Peter Dutton and the right’s alliance with fundamentalist murderers

By denying Palestinian anger and grief for the deadly siege of Gaza, Peter Dutton is pushing a well-worn narrative that serves the interests of terrorists.

Opposition Leader Peter Dutton (Image: AAP/Jono Searle/Private Media)
Opposition Leader Peter Dutton (Image: AAP/Jono Searle/Private Media)

Peter Dutton provided a new low point in the already barrel-bottom nature of the Coalition’s exploitation of the Israel-Hamas war yesterday, in his attack on Tony Burke for explaining what his own constituents have been telling him about the siege of Gaza. Dutton’s words:

Tony Burke, to his great shame, is playing to his constituency within his own electorate when he should be acting in the national interest. He’s just going after his own local political opportunity and putting our national interest at a second.

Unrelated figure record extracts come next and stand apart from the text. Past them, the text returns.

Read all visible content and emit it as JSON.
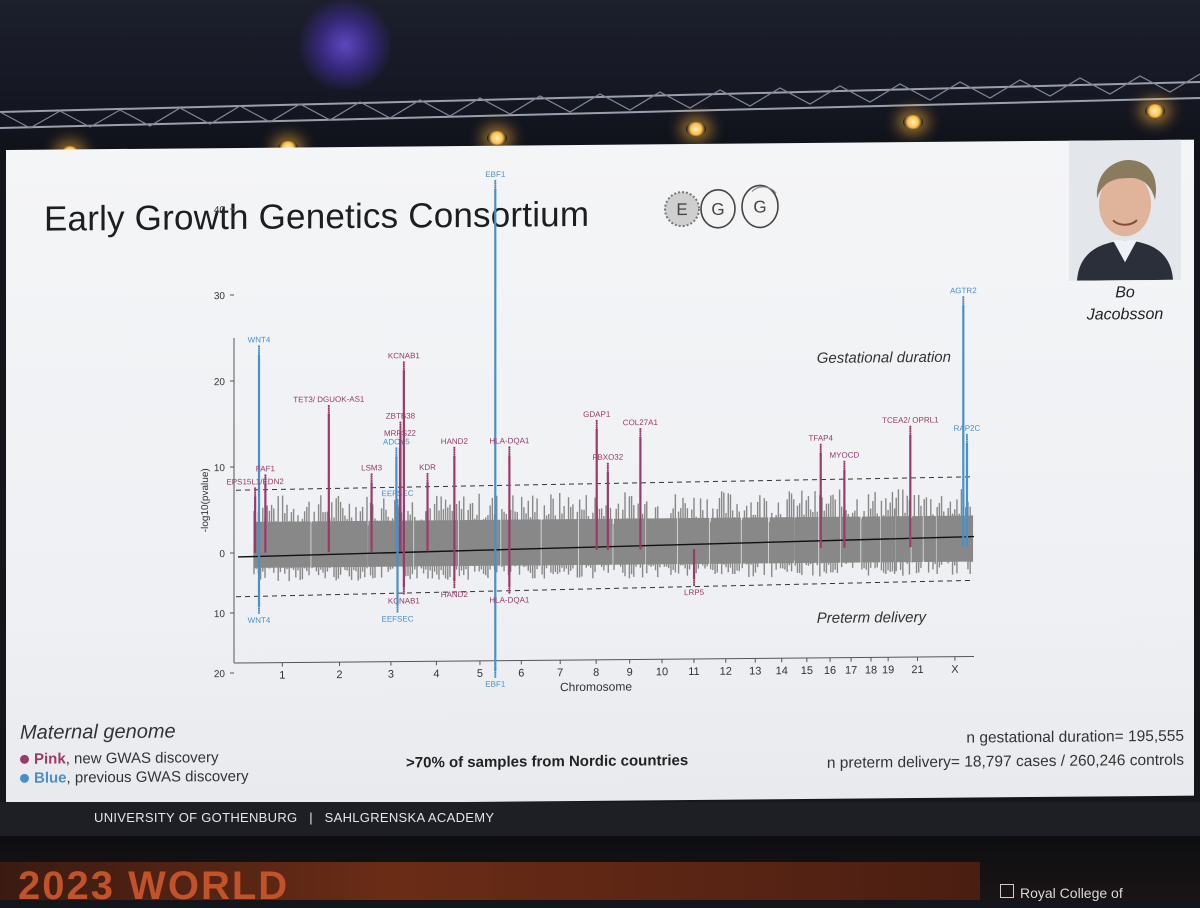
{
  "slide": {
    "title": "Early Growth Genetics Consortium",
    "logo_letters": [
      "E",
      "G",
      "G"
    ],
    "speaker": [
      "Bo",
      "Jacobsson"
    ],
    "legend": {
      "title": "Maternal genome",
      "pink_word": "Pink",
      "pink_rest": ", new GWAS discovery",
      "blue_word": "Blue",
      "blue_rest": ", previous GWAS discovery",
      "pink_color": "#9b3a69",
      "blue_color": "#4a90c8"
    },
    "nordic_note": ">70% of samples from Nordic countries",
    "n_gestational": "n gestational duration= 195,555",
    "n_preterm": "n preterm delivery= 18,797 cases / 260,246 controls"
  },
  "footer": {
    "left": "UNIVERSITY OF GOTHENBURG",
    "separator": "|",
    "right": "SAHLGRENSKA ACADEMY"
  },
  "venue": {
    "banner": "2023 WORLD",
    "rcog": "Royal College of"
  },
  "chart_data": {
    "type": "scatter",
    "subtype": "miami plot",
    "top_label": "Gestational duration",
    "bottom_label": "Preterm delivery",
    "ylabel": "-log10(pvalue)",
    "xlabel": "Chromosome",
    "top_yticks": [
      0,
      10,
      20,
      30,
      40
    ],
    "bottom_yticks": [
      10,
      20
    ],
    "chromosomes": [
      "1",
      "2",
      "3",
      "4",
      "5",
      "6",
      "7",
      "8",
      "9",
      "10",
      "11",
      "12",
      "13",
      "14",
      "15",
      "16",
      "17",
      "18",
      "19",
      "21",
      "X"
    ],
    "chrom_lengths": {
      "1": 249,
      "2": 242,
      "3": 198,
      "4": 190,
      "5": 181,
      "6": 171,
      "7": 159,
      "8": 145,
      "9": 138,
      "10": 134,
      "11": 135,
      "12": 133,
      "13": 114,
      "14": 107,
      "15": 102,
      "16": 90,
      "17": 83,
      "18": 80,
      "19": 59,
      "20": 64,
      "21": 47,
      "22": 51,
      "X": 156
    },
    "significance_threshold_top": 7.3,
    "significance_threshold_bottom": 7.3,
    "gene_colors": {
      "new": "#9b3a69",
      "previous": "#4a90c8"
    },
    "top_hits": [
      {
        "gene": "WNT4",
        "chrom": "1",
        "pos": 22,
        "value": 24,
        "status": "previous"
      },
      {
        "gene": "EPS15L1/EDN2",
        "chrom": "1",
        "pos": 5,
        "value": 7.5,
        "status": "new"
      },
      {
        "gene": "FAF1",
        "chrom": "1",
        "pos": 50,
        "value": 9,
        "status": "new"
      },
      {
        "gene": "TET3/ DGUOK-AS1",
        "chrom": "2",
        "pos": 74,
        "value": 17,
        "status": "new"
      },
      {
        "gene": "LSM3",
        "chrom": "3",
        "pos": 14,
        "value": 9,
        "status": "new"
      },
      {
        "gene": "ADCY5",
        "chrom": "3",
        "pos": 123,
        "value": 12,
        "status": "previous"
      },
      {
        "gene": "EEFSEC",
        "chrom": "3",
        "pos": 128,
        "value": 6,
        "status": "previous"
      },
      {
        "gene": "KCNAB1",
        "chrom": "3",
        "pos": 156,
        "value": 22,
        "status": "new"
      },
      {
        "gene": "ZBTB38",
        "chrom": "3",
        "pos": 141,
        "value": 15,
        "status": "new"
      },
      {
        "gene": "MRPS22",
        "chrom": "3",
        "pos": 139,
        "value": 13,
        "status": "new"
      },
      {
        "gene": "KDR",
        "chrom": "4",
        "pos": 56,
        "value": 9,
        "status": "new"
      },
      {
        "gene": "HAND2",
        "chrom": "4",
        "pos": 174,
        "value": 12,
        "status": "new"
      },
      {
        "gene": "EBF1",
        "chrom": "5",
        "pos": 158,
        "value": 43,
        "status": "previous"
      },
      {
        "gene": "HLA-DQA1",
        "chrom": "6",
        "pos": 33,
        "value": 12,
        "status": "new"
      },
      {
        "gene": "GDAP1",
        "chrom": "8",
        "pos": 75,
        "value": 15,
        "status": "new"
      },
      {
        "gene": "FBXO32",
        "chrom": "8",
        "pos": 124,
        "value": 10,
        "status": "new"
      },
      {
        "gene": "COL27A1",
        "chrom": "9",
        "pos": 116,
        "value": 14,
        "status": "new"
      },
      {
        "gene": "TFAP4",
        "chrom": "16",
        "pos": 4,
        "value": 12,
        "status": "new"
      },
      {
        "gene": "MYOCD",
        "chrom": "17",
        "pos": 12,
        "value": 10,
        "status": "new"
      },
      {
        "gene": "TCEA2/ OPRL1",
        "chrom": "20",
        "pos": 62,
        "value": 14,
        "status": "new"
      },
      {
        "gene": "AGTR2",
        "chrom": "X",
        "pos": 115,
        "value": 29,
        "status": "previous"
      },
      {
        "gene": "RAP2C",
        "chrom": "X",
        "pos": 131,
        "value": 13,
        "status": "previous"
      }
    ],
    "bottom_hits": [
      {
        "gene": "WNT4",
        "chrom": "1",
        "pos": 22,
        "value": 10,
        "status": "previous"
      },
      {
        "gene": "KCNAB1",
        "chrom": "3",
        "pos": 156,
        "value": 7,
        "status": "new"
      },
      {
        "gene": "EEFSEC",
        "chrom": "3",
        "pos": 128,
        "value": 10,
        "status": "previous"
      },
      {
        "gene": "HAND2",
        "chrom": "4",
        "pos": 174,
        "value": 6,
        "status": "new"
      },
      {
        "gene": "EBF1",
        "chrom": "5",
        "pos": 158,
        "value": 21,
        "status": "previous"
      },
      {
        "gene": "HLA-DQA1",
        "chrom": "6",
        "pos": 33,
        "value": 7,
        "status": "new"
      },
      {
        "gene": "LRP5",
        "chrom": "11",
        "pos": 68,
        "value": 6,
        "status": "new"
      }
    ]
  }
}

Apart from the standard hypocrisy of trying to score political points by accusing your opponent of playing politics with an issue, Dutton — who returned to attack Burke again and again during the course of an interview on Sky News — was engaging in something much darker. In rejecting Burke’s comments as illegitimate, and as parochial politics divorced from the national interest, Dutton was dismissing the grief and anxiety of Australians with friends and family in Gaza, who can only sit by and watch as loved ones are killed, or endure the developing humanitarian disaster created by the Israeli siege.